Roche wins FDA approval for first test to detect malaria in blood donors

Roche expects to roll out the device in the US at the end of Q2 2024.

The US Food and Drug Administration (FDA) has approved a molecular test from Roche Diagnostics that screens blood donors for malaria.

The agency’s approval is for the use of Roche’s cobas Malaria test on the polymerase chain reaction (PCR)-based cobas 6800/8800 systems.

The approval by the FDA means this is the first test that allows healthcare professionals to screen for the disease in blood, organ, and tissue donors.

The FDA has strict guidelines to prevent transfusion-transmitted malaria. People who have recently travelled to a country with malaria or those who have recently been diagnosed with the disease cannot donate blood for a certain period.

Roche states that existing microscopy and serological tests used to mandate these rules are not sensitive enough to reliably mitigate malaria transfusion risk. The Centers for Disease Control and Prevention (CDC) says microscopic examination is the “gold standard” but the lack of tests performed annually by scientists means it could lack optimal proficiency.

Roche’s cobas Malaria test is an in vitro nucleic acid screening test for the five main species of Plasmodium parasites that are known to cause the disease in humans.

There were an estimated 249 million malaria cases globally in 2022. Africa carries a disproportionately high share of the global disease burden. In the US, there are around 2,000 cases a year according to the CDC – nearly all are linked to travel to malaria-endemic countries.

Roche Diagnostics’s CEO Matt Sause said: “As the first FDA-approved blood screening test for malaria, this represents an important step forward in safeguarding the global supply of donated blood.”

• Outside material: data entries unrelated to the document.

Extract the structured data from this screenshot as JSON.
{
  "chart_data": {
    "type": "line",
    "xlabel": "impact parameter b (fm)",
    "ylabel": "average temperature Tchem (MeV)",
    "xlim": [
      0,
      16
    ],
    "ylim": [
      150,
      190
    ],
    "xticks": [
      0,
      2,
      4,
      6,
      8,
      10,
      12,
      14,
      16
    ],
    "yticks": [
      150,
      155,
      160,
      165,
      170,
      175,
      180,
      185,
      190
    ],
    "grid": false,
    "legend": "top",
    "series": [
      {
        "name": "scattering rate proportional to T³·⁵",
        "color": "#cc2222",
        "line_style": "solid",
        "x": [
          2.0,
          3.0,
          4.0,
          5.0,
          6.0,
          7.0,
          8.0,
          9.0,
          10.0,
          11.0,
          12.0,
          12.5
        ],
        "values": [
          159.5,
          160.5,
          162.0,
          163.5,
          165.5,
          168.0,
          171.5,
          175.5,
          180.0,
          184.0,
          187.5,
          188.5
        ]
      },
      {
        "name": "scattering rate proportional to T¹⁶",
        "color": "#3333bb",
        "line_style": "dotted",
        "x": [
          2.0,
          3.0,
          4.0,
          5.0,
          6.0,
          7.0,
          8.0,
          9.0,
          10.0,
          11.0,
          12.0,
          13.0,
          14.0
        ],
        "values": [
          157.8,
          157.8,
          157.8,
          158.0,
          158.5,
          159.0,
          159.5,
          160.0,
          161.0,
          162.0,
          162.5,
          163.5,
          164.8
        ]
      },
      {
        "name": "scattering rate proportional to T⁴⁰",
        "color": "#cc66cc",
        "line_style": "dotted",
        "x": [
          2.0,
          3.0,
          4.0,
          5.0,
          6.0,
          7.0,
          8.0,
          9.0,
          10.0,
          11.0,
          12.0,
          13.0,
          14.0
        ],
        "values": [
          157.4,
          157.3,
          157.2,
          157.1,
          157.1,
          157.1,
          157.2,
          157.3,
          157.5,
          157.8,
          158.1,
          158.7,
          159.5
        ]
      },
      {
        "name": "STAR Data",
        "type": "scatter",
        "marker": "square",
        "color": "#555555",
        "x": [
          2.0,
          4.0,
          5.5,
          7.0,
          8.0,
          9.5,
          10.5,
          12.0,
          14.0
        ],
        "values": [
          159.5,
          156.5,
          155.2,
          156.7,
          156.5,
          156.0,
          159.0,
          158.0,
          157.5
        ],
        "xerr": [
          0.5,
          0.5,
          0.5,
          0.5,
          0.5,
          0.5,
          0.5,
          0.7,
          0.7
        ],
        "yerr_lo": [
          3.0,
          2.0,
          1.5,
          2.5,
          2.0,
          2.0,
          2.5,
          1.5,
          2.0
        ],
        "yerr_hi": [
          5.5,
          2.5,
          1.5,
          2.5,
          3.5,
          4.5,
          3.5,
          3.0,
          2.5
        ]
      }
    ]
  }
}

The company plans to roll out the test in the US at the end of Q2 2024. CE mark approval in Europe is currently under review.

The global polymerase chain reaction market is estimated to grow to $1.2bn by 2033, up from $733m in 2023, according to a report by GlobalData.

Alongside its cobas in vitro diagnostic test, Roche has Lariam (mefloquine) as an FDA-approved drug for the treatment of malaria.

Studies have also shown the potential of rapid saliva tests to detect the disease early in patients.